The Constitutional Court ruled Thursday that the country’s decades-old abortion ban runs counter to the Constitution, overturning its 2012 decision.
In a landmark decision, the court ruled 7-2 that criminalizing abortion restricts pregnant women’s rights to self-determination by forcing them to maintain the pregnancies, though giving birth and child-rearing have a “decisive” impact on women’s lives.
“The article criminalizing abortion results in forcing pregnant women to bear physical and psychological burdens of maintaining pregnancies, physical pain and danger that giving birth entails, and also social and economic suffering,” the court said in the verdict.
The ruling in itself will not immediately legalize abortion.
The current law criminalizing abortion will remain effective through Dec. 31, 2020, until lawmakers pass a bill reflecting the court’s decision. If lawmakers fail to pass a related bill, Articles 269 and 270 of the Criminal Code will become invalid.

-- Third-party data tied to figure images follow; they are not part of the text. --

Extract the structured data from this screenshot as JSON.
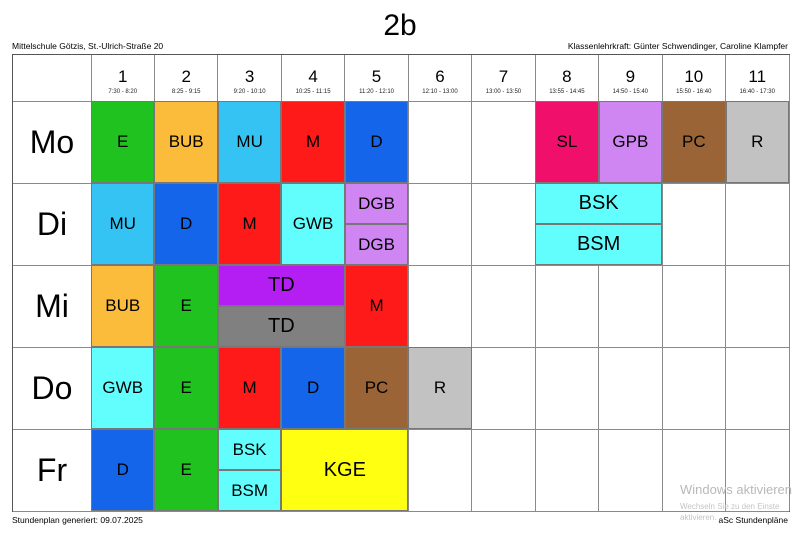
{
  "header": {
    "title": "2b",
    "school": "Mittelschule Götzis, St.-Ulrich-Straße 20",
    "teacher": "Klassenlehrkraft: Günter Schwendinger, Caroline Klampfer"
  },
  "footer": {
    "generated": "Stundenplan generiert: 09.07.2025",
    "brand": "aSc Stundenpläne"
  },
  "watermark": {
    "title": "Windows aktivieren",
    "line1": "Wechseln Sie zu den Einste",
    "line2": "aktivieren."
  },
  "periods": [
    {
      "num": "1",
      "time": "7:30 - 8:20"
    },
    {
      "num": "2",
      "time": "8:25 - 9:15"
    },
    {
      "num": "3",
      "time": "9:20 - 10:10"
    },
    {
      "num": "4",
      "time": "10:25 - 11:15"
    },
    {
      "num": "5",
      "time": "11:20 - 12:10"
    },
    {
      "num": "6",
      "time": "12:10 - 13:00"
    },
    {
      "num": "7",
      "time": "13:00 - 13:50"
    },
    {
      "num": "8",
      "time": "13:55 - 14:45"
    },
    {
      "num": "9",
      "time": "14:50 - 15:40"
    },
    {
      "num": "10",
      "time": "15:50 - 16:40"
    },
    {
      "num": "11",
      "time": "16:40 - 17:30"
    }
  ],
  "days": [
    "Mo",
    "Di",
    "Mi",
    "Do",
    "Fr"
  ],
  "lessons": [
    {
      "day": 0,
      "period": 1,
      "span": 1,
      "part": "full",
      "label": "E",
      "color": "#1fc21f"
    },
    {
      "day": 0,
      "period": 2,
      "span": 1,
      "part": "full",
      "label": "BUB",
      "color": "#fbbc3c"
    },
    {
      "day": 0,
      "period": 3,
      "span": 1,
      "part": "full",
      "label": "MU",
      "color": "#35c3f3"
    },
    {
      "day": 0,
      "period": 4,
      "span": 1,
      "part": "full",
      "label": "M",
      "color": "#ff1a1a"
    },
    {
      "day": 0,
      "period": 5,
      "span": 1,
      "part": "full",
      "label": "D",
      "color": "#1565ea"
    },
    {
      "day": 0,
      "period": 8,
      "span": 1,
      "part": "full",
      "label": "SL",
      "color": "#f0106b"
    },
    {
      "day": 0,
      "period": 9,
      "span": 1,
      "part": "full",
      "label": "GPB",
      "color": "#cf86f2"
    },
    {
      "day": 0,
      "period": 10,
      "span": 1,
      "part": "full",
      "label": "PC",
      "color": "#9b6436"
    },
    {
      "day": 0,
      "period": 11,
      "span": 1,
      "part": "full",
      "label": "R",
      "color": "#c2c2c2"
    },
    {
      "day": 1,
      "period": 1,
      "span": 1,
      "part": "full",
      "label": "MU",
      "color": "#35c3f3"
    },
    {
      "day": 1,
      "period": 2,
      "span": 1,
      "part": "full",
      "label": "D",
      "color": "#1565ea"
    },
    {
      "day": 1,
      "period": 3,
      "span": 1,
      "part": "full",
      "label": "M",
      "color": "#ff1a1a"
    },
    {
      "day": 1,
      "period": 4,
      "span": 1,
      "part": "full",
      "label": "GWB",
      "color": "#62fefe"
    },
    {
      "day": 1,
      "period": 5,
      "span": 1,
      "part": "top",
      "label": "DGB",
      "color": "#cf86f2"
    },
    {
      "day": 1,
      "period": 5,
      "span": 1,
      "part": "bottom",
      "label": "DGB",
      "color": "#cf86f2"
    },
    {
      "day": 1,
      "period": 8,
      "span": 2,
      "part": "top",
      "label": "BSK",
      "color": "#62fefe"
    },
    {
      "day": 1,
      "period": 8,
      "span": 2,
      "part": "bottom",
      "label": "BSM",
      "color": "#62fefe"
    },
    {
      "day": 2,
      "period": 1,
      "span": 1,
      "part": "full",
      "label": "BUB",
      "color": "#fbbc3c"
    },
    {
      "day": 2,
      "period": 2,
      "span": 1,
      "part": "full",
      "label": "E",
      "color": "#1fc21f"
    },
    {
      "day": 2,
      "period": 3,
      "span": 2,
      "part": "top",
      "label": "TD",
      "color": "#b51ef3"
    },
    {
      "day": 2,
      "period": 3,
      "span": 2,
      "part": "bottom",
      "label": "TD",
      "color": "#808080"
    },
    {
      "day": 2,
      "period": 5,
      "span": 1,
      "part": "full",
      "label": "M",
      "color": "#ff1a1a"
    },
    {
      "day": 3,
      "period": 1,
      "span": 1,
      "part": "full",
      "label": "GWB",
      "color": "#62fefe"
    },
    {
      "day": 3,
      "period": 2,
      "span": 1,
      "part": "full",
      "label": "E",
      "color": "#1fc21f"
    },
    {
      "day": 3,
      "period": 3,
      "span": 1,
      "part": "full",
      "label": "M",
      "color": "#ff1a1a"
    },
    {
      "day": 3,
      "period": 4,
      "span": 1,
      "part": "full",
      "label": "D",
      "color": "#1565ea"
    },
    {
      "day": 3,
      "period": 5,
      "span": 1,
      "part": "full",
      "label": "PC",
      "color": "#9b6436"
    },
    {
      "day": 3,
      "period": 6,
      "span": 1,
      "part": "full",
      "label": "R",
      "color": "#c2c2c2"
    },
    {
      "day": 4,
      "period": 1,
      "span": 1,
      "part": "full",
      "label": "D",
      "color": "#1565ea"
    },
    {
      "day": 4,
      "period": 2,
      "span": 1,
      "part": "full",
      "label": "E",
      "color": "#1fc21f"
    },
    {
      "day": 4,
      "period": 3,
      "span": 1,
      "part": "top",
      "label": "BSK",
      "color": "#62fefe"
    },
    {
      "day": 4,
      "period": 3,
      "span": 1,
      "part": "bottom",
      "label": "BSM",
      "color": "#62fefe"
    },
    {
      "day": 4,
      "period": 4,
      "span": 2,
      "part": "full",
      "label": "KGE",
      "color": "#ffff12"
    }
  ]
}
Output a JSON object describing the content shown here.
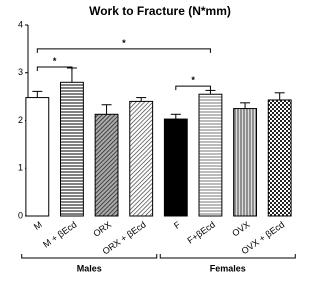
{
  "chart_data": {
    "type": "bar",
    "title": "Work to Fracture (N*mm)",
    "categories": [
      "M",
      "M + βEcd",
      "ORX",
      "ORX + βEcd",
      "F",
      "F+βEcd",
      "OVX",
      "OVX + βEcd"
    ],
    "values": [
      2.48,
      2.8,
      2.13,
      2.4,
      2.03,
      2.55,
      2.25,
      2.43
    ],
    "errors": [
      0.13,
      0.3,
      0.2,
      0.08,
      0.1,
      0.08,
      0.12,
      0.15
    ],
    "patterns": [
      "white",
      "hlines",
      "diag-dark",
      "diag",
      "black",
      "hlines-light",
      "vlines",
      "check"
    ],
    "ylim": [
      0,
      4
    ],
    "yticks": [
      0,
      1,
      2,
      3,
      4
    ],
    "grid": false,
    "groups": [
      {
        "label": "Males",
        "size": 4
      },
      {
        "label": "Females",
        "size": 4
      }
    ],
    "significance": [
      {
        "text": "*",
        "from": 0,
        "to": 1,
        "y": 3.12
      },
      {
        "text": "*",
        "from": 0,
        "to": 5,
        "y": 3.5
      },
      {
        "text": "*",
        "from": 4,
        "to": 5,
        "y": 2.72
      }
    ]
  }
}
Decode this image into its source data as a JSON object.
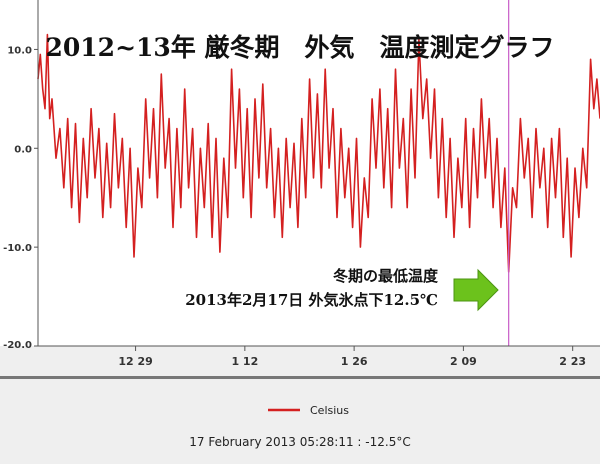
{
  "chart_data": {
    "type": "line",
    "title": "2012~13年 厳冬期　外気　温度測定グラフ",
    "xlabel": "",
    "ylabel": "",
    "xlim": [
      0,
      72
    ],
    "ylim": [
      -20,
      15
    ],
    "y_ticks": [
      {
        "value": 10,
        "label": "10.0"
      },
      {
        "value": 0,
        "label": "0.0"
      },
      {
        "value": -10,
        "label": "-10.0"
      },
      {
        "value": -20,
        "label": "-20.0"
      }
    ],
    "x_ticks": [
      {
        "value": 12.5,
        "label": "12 29"
      },
      {
        "value": 26.5,
        "label": "1 12"
      },
      {
        "value": 40.5,
        "label": "1 26"
      },
      {
        "value": 54.5,
        "label": "2 09"
      },
      {
        "value": 68.5,
        "label": "2 23"
      }
    ],
    "grid": false,
    "legend": "bottom",
    "series": [
      {
        "name": "Celsius",
        "color": "#d42020",
        "points": [
          [
            0.0,
            7.0
          ],
          [
            0.3,
            9.5
          ],
          [
            0.6,
            6.0
          ],
          [
            0.9,
            4.0
          ],
          [
            1.2,
            11.5
          ],
          [
            1.5,
            3.0
          ],
          [
            1.8,
            5.0
          ],
          [
            2.3,
            -1.0
          ],
          [
            2.8,
            2.0
          ],
          [
            3.3,
            -4.0
          ],
          [
            3.8,
            3.0
          ],
          [
            4.3,
            -6.0
          ],
          [
            4.8,
            2.5
          ],
          [
            5.3,
            -7.5
          ],
          [
            5.8,
            1.0
          ],
          [
            6.3,
            -5.0
          ],
          [
            6.8,
            4.0
          ],
          [
            7.3,
            -3.0
          ],
          [
            7.8,
            2.0
          ],
          [
            8.3,
            -7.0
          ],
          [
            8.8,
            0.5
          ],
          [
            9.3,
            -6.0
          ],
          [
            9.8,
            3.5
          ],
          [
            10.3,
            -4.0
          ],
          [
            10.8,
            1.0
          ],
          [
            11.3,
            -8.0
          ],
          [
            11.8,
            0.0
          ],
          [
            12.3,
            -11.0
          ],
          [
            12.8,
            -2.0
          ],
          [
            13.3,
            -6.0
          ],
          [
            13.8,
            5.0
          ],
          [
            14.3,
            -3.0
          ],
          [
            14.8,
            4.0
          ],
          [
            15.3,
            -5.0
          ],
          [
            15.8,
            7.5
          ],
          [
            16.3,
            -2.0
          ],
          [
            16.8,
            3.0
          ],
          [
            17.3,
            -8.0
          ],
          [
            17.8,
            2.0
          ],
          [
            18.3,
            -6.0
          ],
          [
            18.8,
            6.0
          ],
          [
            19.3,
            -4.0
          ],
          [
            19.8,
            2.0
          ],
          [
            20.3,
            -9.0
          ],
          [
            20.8,
            0.0
          ],
          [
            21.3,
            -6.0
          ],
          [
            21.8,
            2.5
          ],
          [
            22.3,
            -9.0
          ],
          [
            22.8,
            1.0
          ],
          [
            23.3,
            -10.5
          ],
          [
            23.8,
            -1.0
          ],
          [
            24.3,
            -7.0
          ],
          [
            24.8,
            8.0
          ],
          [
            25.3,
            -2.0
          ],
          [
            25.8,
            6.0
          ],
          [
            26.3,
            -5.0
          ],
          [
            26.8,
            4.0
          ],
          [
            27.3,
            -7.0
          ],
          [
            27.8,
            5.0
          ],
          [
            28.3,
            -3.0
          ],
          [
            28.8,
            6.5
          ],
          [
            29.3,
            -4.0
          ],
          [
            29.8,
            2.0
          ],
          [
            30.3,
            -7.0
          ],
          [
            30.8,
            0.0
          ],
          [
            31.3,
            -9.0
          ],
          [
            31.8,
            1.0
          ],
          [
            32.3,
            -6.0
          ],
          [
            32.8,
            0.5
          ],
          [
            33.3,
            -8.0
          ],
          [
            33.8,
            3.0
          ],
          [
            34.3,
            -5.0
          ],
          [
            34.8,
            7.0
          ],
          [
            35.3,
            -3.0
          ],
          [
            35.8,
            5.5
          ],
          [
            36.3,
            -4.0
          ],
          [
            36.8,
            8.0
          ],
          [
            37.3,
            -2.0
          ],
          [
            37.8,
            4.0
          ],
          [
            38.3,
            -7.0
          ],
          [
            38.8,
            2.0
          ],
          [
            39.3,
            -5.0
          ],
          [
            39.8,
            0.0
          ],
          [
            40.3,
            -8.0
          ],
          [
            40.8,
            1.0
          ],
          [
            41.3,
            -10.0
          ],
          [
            41.8,
            -3.0
          ],
          [
            42.3,
            -7.0
          ],
          [
            42.8,
            5.0
          ],
          [
            43.3,
            -2.0
          ],
          [
            43.8,
            6.0
          ],
          [
            44.3,
            -4.0
          ],
          [
            44.8,
            4.0
          ],
          [
            45.3,
            -6.0
          ],
          [
            45.8,
            8.0
          ],
          [
            46.3,
            -2.0
          ],
          [
            46.8,
            3.0
          ],
          [
            47.3,
            -6.0
          ],
          [
            47.8,
            6.0
          ],
          [
            48.3,
            -3.0
          ],
          [
            48.8,
            11.0
          ],
          [
            49.3,
            3.0
          ],
          [
            49.8,
            7.0
          ],
          [
            50.3,
            -1.0
          ],
          [
            50.8,
            6.0
          ],
          [
            51.3,
            -5.0
          ],
          [
            51.8,
            3.0
          ],
          [
            52.3,
            -7.0
          ],
          [
            52.8,
            1.0
          ],
          [
            53.3,
            -9.0
          ],
          [
            53.8,
            -1.0
          ],
          [
            54.3,
            -6.0
          ],
          [
            54.8,
            3.0
          ],
          [
            55.3,
            -8.0
          ],
          [
            55.8,
            2.0
          ],
          [
            56.3,
            -5.0
          ],
          [
            56.8,
            5.0
          ],
          [
            57.3,
            -3.0
          ],
          [
            57.8,
            3.0
          ],
          [
            58.3,
            -6.0
          ],
          [
            58.8,
            1.0
          ],
          [
            59.3,
            -8.0
          ],
          [
            59.8,
            -2.0
          ],
          [
            60.3,
            -12.5
          ],
          [
            60.8,
            -4.0
          ],
          [
            61.3,
            -6.0
          ],
          [
            61.8,
            3.0
          ],
          [
            62.3,
            -3.0
          ],
          [
            62.8,
            1.0
          ],
          [
            63.3,
            -7.0
          ],
          [
            63.8,
            2.0
          ],
          [
            64.3,
            -4.0
          ],
          [
            64.8,
            0.0
          ],
          [
            65.3,
            -8.0
          ],
          [
            65.8,
            1.0
          ],
          [
            66.3,
            -5.0
          ],
          [
            66.8,
            2.0
          ],
          [
            67.3,
            -9.0
          ],
          [
            67.8,
            -1.0
          ],
          [
            68.3,
            -11.0
          ],
          [
            68.8,
            -2.0
          ],
          [
            69.3,
            -7.0
          ],
          [
            69.8,
            0.0
          ],
          [
            70.3,
            -4.0
          ],
          [
            70.8,
            9.0
          ],
          [
            71.2,
            4.0
          ],
          [
            71.6,
            7.0
          ],
          [
            72.0,
            3.0
          ]
        ]
      }
    ],
    "marker": {
      "x": 60.3,
      "color": "#c85cc8"
    },
    "annotation": {
      "line1": "冬期の最低温度",
      "line2": "2013年2月17日 外気氷点下12.5℃",
      "arrow_color": "#6cc21c"
    },
    "status_text": "17 February 2013 05:28:11 : -12.5°C"
  }
}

Hundreds of women and men gathered in front of the court in central Seoul to celebrate the decision, chanting, “Abortion is unconstitutional. We won!” and “New world! Right now!”
Only a few meters away, scores of anti-abortion activists denounced the decision, shouting, “Protect women and fetuses! The state must perform its duty to protect the fetus’s right!”
Activists from both sides have held rallies and press conferences in front of the Constitutional Court since Thursday morning.
Abortion has been illegal in South Korea since 1953, except in cases of rape, incest or severe hereditary disorders and where the mother’s health is at risk. All abortions, without exception, have been illegal after 24 weeks of gestation.
Women who terminate their pregnancies can be jailed for a year or fined up to 2 million won ($1,750), and doctors who perform the procedure face up to two years in prison, though they have rarely been prosecuted for abortions.
The current case was filed in 2017 by a female doctor who was prosecuted in 2013 for conducting 69 abortions. She filed a petition arguing the abortion ban violates women’s right to happiness.
In 2012, the court recognized a fetus’s right to life and ruled the abortion ban had not excessively restricted pregnant women’s rights to self-determination. It also said abortion would run rampant if not punished.
A historic decision in favor of the pro-choice movement had been widely expected, given the change in the composition of the Constitutional Court. Six of the nine justices were appointed under the Moon Jae-in administration and at least three had publicly said the ban on abortion should be reconsidered.
Calls to scrap the abortion ban have gained momentum in recent years amid a growing feminist movement.
An opinion poll by Realmeter in 2017 showed that 51.9 percent were in favor of abolishing the ban. When the pollster conducted the survey in 2012, 53.1 percent of respondents said abortion should not be legalized.